Die Linke fordert Ausstieg aus Freihandel angesichts der Agrarkrise Die Linke fordert Ausstieg aus Freihandel angesichts der Agrarkrise

Die Linke fordert Ausstieg aus Freihandel angesichts der Agrarkrise


François Ruffin, der Abgeordnete der Unbezähmbaren Bewegung aus der französischen Somme, fordert vehement eine „landwirtschaftliche Ausnahme“, die aus dem freien Handel herausgenommen wird.

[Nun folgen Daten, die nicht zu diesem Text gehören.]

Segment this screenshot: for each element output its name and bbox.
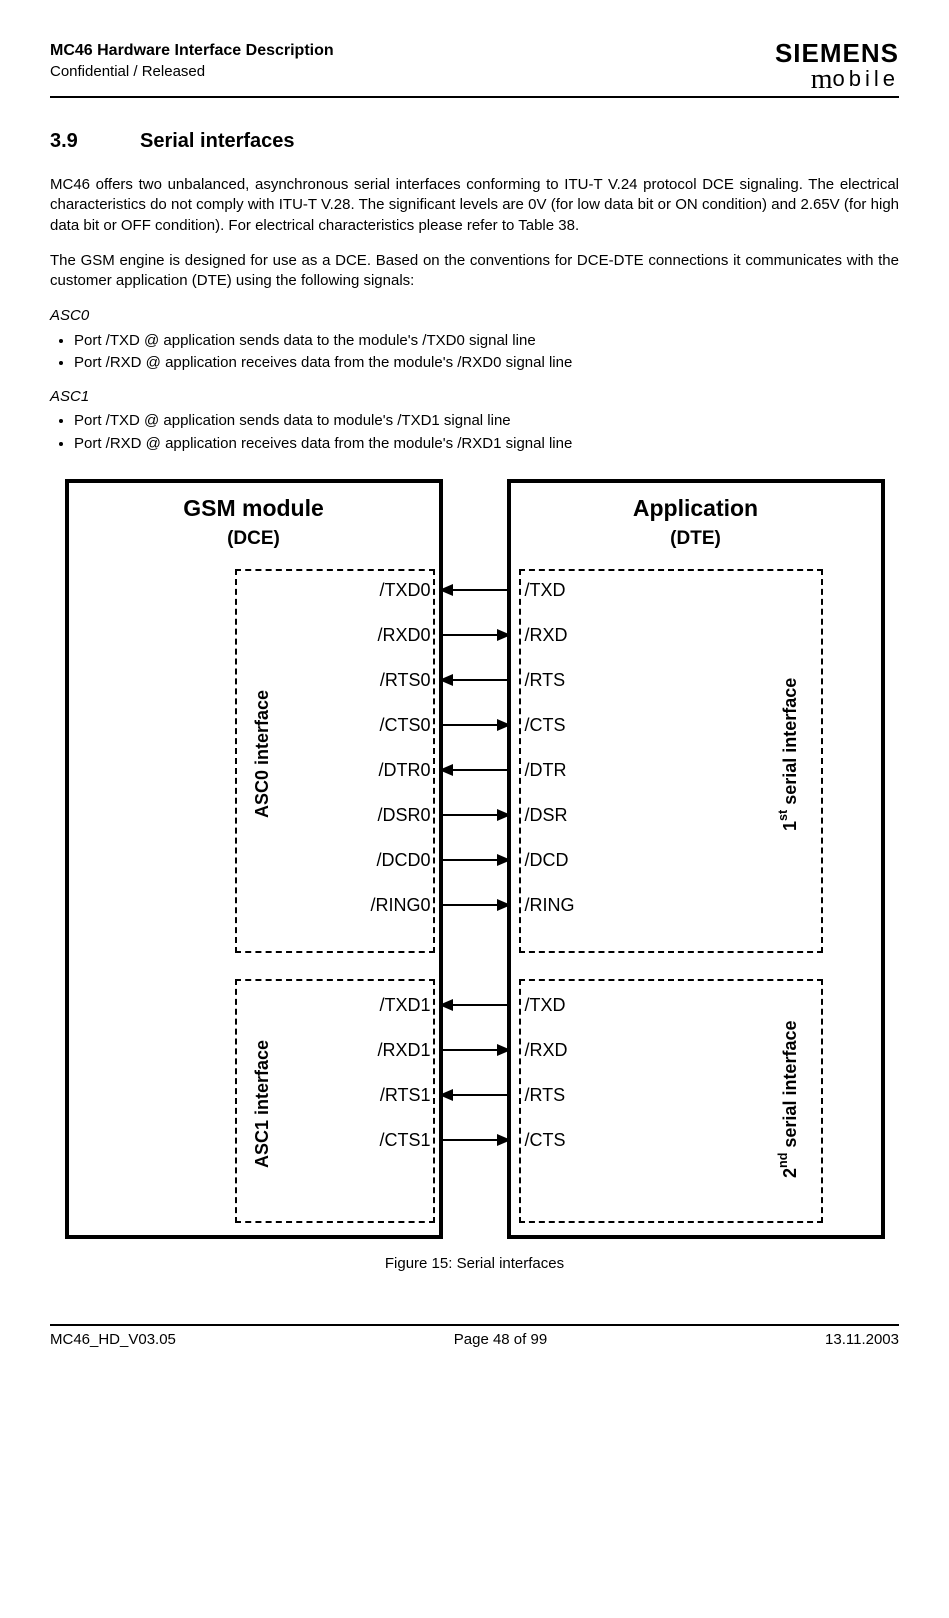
signal-left: /RXD0: [377, 623, 430, 647]
signal-right: /RXD: [525, 1038, 568, 1062]
signal-right: /DSR: [525, 803, 568, 827]
figure: GSM module (DCE) Application (DTE) ASC0 …: [50, 479, 899, 1274]
asc1-list: Port /TXD @ application sends data to mo…: [50, 411, 899, 454]
arrowhead-icon: [497, 629, 511, 641]
footer-left: MC46_HD_V03.05: [50, 1330, 176, 1350]
signal-left: /CTS0: [379, 713, 430, 737]
signal-right: /DCD: [525, 848, 569, 872]
signal-right: /CTS: [525, 1128, 566, 1152]
asc0-item: Port /TXD @ application sends data to th…: [74, 331, 899, 351]
arrowhead-icon: [439, 584, 453, 596]
page-footer: MC46_HD_V03.05 Page 48 of 99 13.11.2003: [50, 1324, 899, 1350]
paragraph-2: The GSM engine is designed for use as a …: [50, 251, 899, 292]
asc0-heading: ASC0: [50, 306, 899, 326]
arrowhead-icon: [439, 999, 453, 1011]
section-title: Serial interfaces: [140, 130, 295, 152]
signal-right: /RING: [525, 893, 575, 917]
asc1-item: Port /RXD @ application receives data fr…: [74, 434, 899, 454]
arrowhead-icon: [497, 1044, 511, 1056]
serial-diagram: GSM module (DCE) Application (DTE) ASC0 …: [65, 479, 885, 1239]
page-header: MC46 Hardware Interface Description Conf…: [50, 40, 899, 98]
serial2-label: 2nd serial interface: [775, 989, 802, 1209]
signal-left: /RXD1: [377, 1038, 430, 1062]
section-heading: 3.9Serial interfaces: [50, 128, 899, 155]
arrowhead-icon: [439, 1089, 453, 1101]
asc0-list: Port /TXD @ application sends data to th…: [50, 331, 899, 374]
signal-left: /TXD1: [379, 993, 430, 1017]
signal-left: /RING0: [370, 893, 430, 917]
paragraph-1: MC46 offers two unbalanced, asynchronous…: [50, 175, 899, 236]
arrowhead-icon: [439, 674, 453, 686]
footer-right: 13.11.2003: [825, 1330, 899, 1350]
signal-left: /RTS0: [380, 668, 431, 692]
serial1-label: 1st serial interface: [775, 634, 802, 874]
siemens-logo: SIEMENS mobile: [775, 40, 899, 94]
app-box-title: Application (DTE): [511, 493, 881, 552]
logo-text-top: SIEMENS: [775, 40, 899, 66]
asc0-label: ASC0 interface: [250, 654, 274, 854]
asc1-item: Port /TXD @ application sends data to mo…: [74, 411, 899, 431]
signal-left: /DSR0: [377, 803, 430, 827]
gsm-box-title: GSM module (DCE): [69, 493, 439, 552]
arrowhead-icon: [439, 764, 453, 776]
footer-center: Page 48 of 99: [454, 1330, 547, 1350]
arrowhead-icon: [497, 1134, 511, 1146]
signal-right: /TXD: [525, 993, 566, 1017]
signal-right: /RTS: [525, 1083, 566, 1107]
logo-text-bottom: mobile: [775, 66, 899, 94]
doc-title: MC46 Hardware Interface Description: [50, 40, 334, 62]
signal-left: /TXD0: [379, 578, 430, 602]
signal-left: /RTS1: [380, 1083, 431, 1107]
section-number: 3.9: [50, 128, 140, 155]
signal-left: /DCD0: [376, 848, 430, 872]
signal-right: /DTR: [525, 758, 567, 782]
signal-right: /CTS: [525, 713, 566, 737]
arrowhead-icon: [497, 719, 511, 731]
signal-right: /RTS: [525, 668, 566, 692]
arrowhead-icon: [497, 899, 511, 911]
signal-left: /DTR0: [378, 758, 430, 782]
signal-right: /RXD: [525, 623, 568, 647]
asc1-heading: ASC1: [50, 387, 899, 407]
header-left: MC46 Hardware Interface Description Conf…: [50, 40, 334, 82]
arrowhead-icon: [497, 809, 511, 821]
signal-right: /TXD: [525, 578, 566, 602]
figure-caption: Figure 15: Serial interfaces: [50, 1254, 899, 1274]
asc1-label: ASC1 interface: [250, 1019, 274, 1189]
asc0-item: Port /RXD @ application receives data fr…: [74, 353, 899, 373]
arrowhead-icon: [497, 854, 511, 866]
doc-subtitle: Confidential / Released: [50, 62, 334, 82]
signal-left: /CTS1: [379, 1128, 430, 1152]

Dies berichtete er auf RMC/BFMTV. Diese Ausnahme würde auf der auch in Frankreich geltenden kulturellen Ausnahme basieren, welche kulturelle Werke gegen die Regeln des freien Handels schützt. Auch gegen die Expandierung der Landwirtschaft in das „Umfeld der Globalisierung“ spricht sich Ruffin aus.

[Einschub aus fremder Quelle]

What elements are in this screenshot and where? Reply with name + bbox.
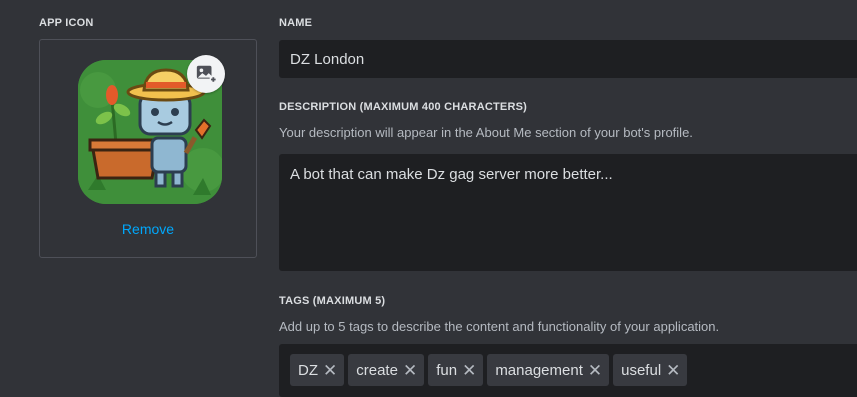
remove-icon-link[interactable]: Remove [40,221,256,237]
close-icon[interactable]: ✕ [588,362,602,379]
upload-image-button[interactable] [187,55,225,93]
tags-label: TAGS (MAXIMUM 5) [279,295,386,307]
description-textarea[interactable]: A bot that can make Dz gag server more b… [279,154,857,271]
close-icon[interactable]: ✕ [403,362,417,379]
tags-helper: Add up to 5 tags to describe the content… [279,319,720,334]
description-helper: Your description will appear in the Abou… [279,125,693,140]
tag-label: fun [436,361,458,379]
tag-chip: management ✕ [487,354,610,386]
close-icon[interactable]: ✕ [462,362,476,379]
tag-label: DZ [298,361,318,379]
tag-chip: DZ ✕ [290,354,345,386]
tag-label: useful [621,361,662,379]
tag-chip: useful ✕ [613,354,688,386]
image-plus-icon [196,65,217,84]
app-icon-label: APP ICON [39,17,94,29]
description-label: DESCRIPTION (MAXIMUM 400 CHARACTERS) [279,101,527,113]
close-icon[interactable]: ✕ [666,362,680,379]
tags-input[interactable]: DZ ✕ create ✕ fun ✕ management ✕ useful … [279,344,857,397]
name-label: NAME [279,17,313,29]
app-settings-page: APP ICON Remove NAME DZ London DESCRIPTI… [0,0,857,397]
app-icon-panel: Remove [39,39,257,258]
tag-chip: fun ✕ [428,354,484,386]
tag-chip: create ✕ [348,354,425,386]
tag-label: management [495,361,583,379]
close-icon[interactable]: ✕ [323,362,337,379]
name-input[interactable]: DZ London [279,40,857,78]
tag-label: create [356,361,398,379]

Er sieht die freien Handelsabkommen kritisch und fordert deren Ende. Diese Meinung teilt auch Marie Toussaint, die Spitzenkandidatin der Grünen bei den Europawahlen, die auf franceinfo argumentierte: „Mit Unterschriften unter einem Abkommen mit Neuseeland oder dem Mercosur setzen wir unsere Landwirte einer unlauteren Konkurrenz aus.“ Ihrer Meinung nach müssen die Freihandelsabkommen, insbesondere mit dem Mercosur, klar abgelehnt werden.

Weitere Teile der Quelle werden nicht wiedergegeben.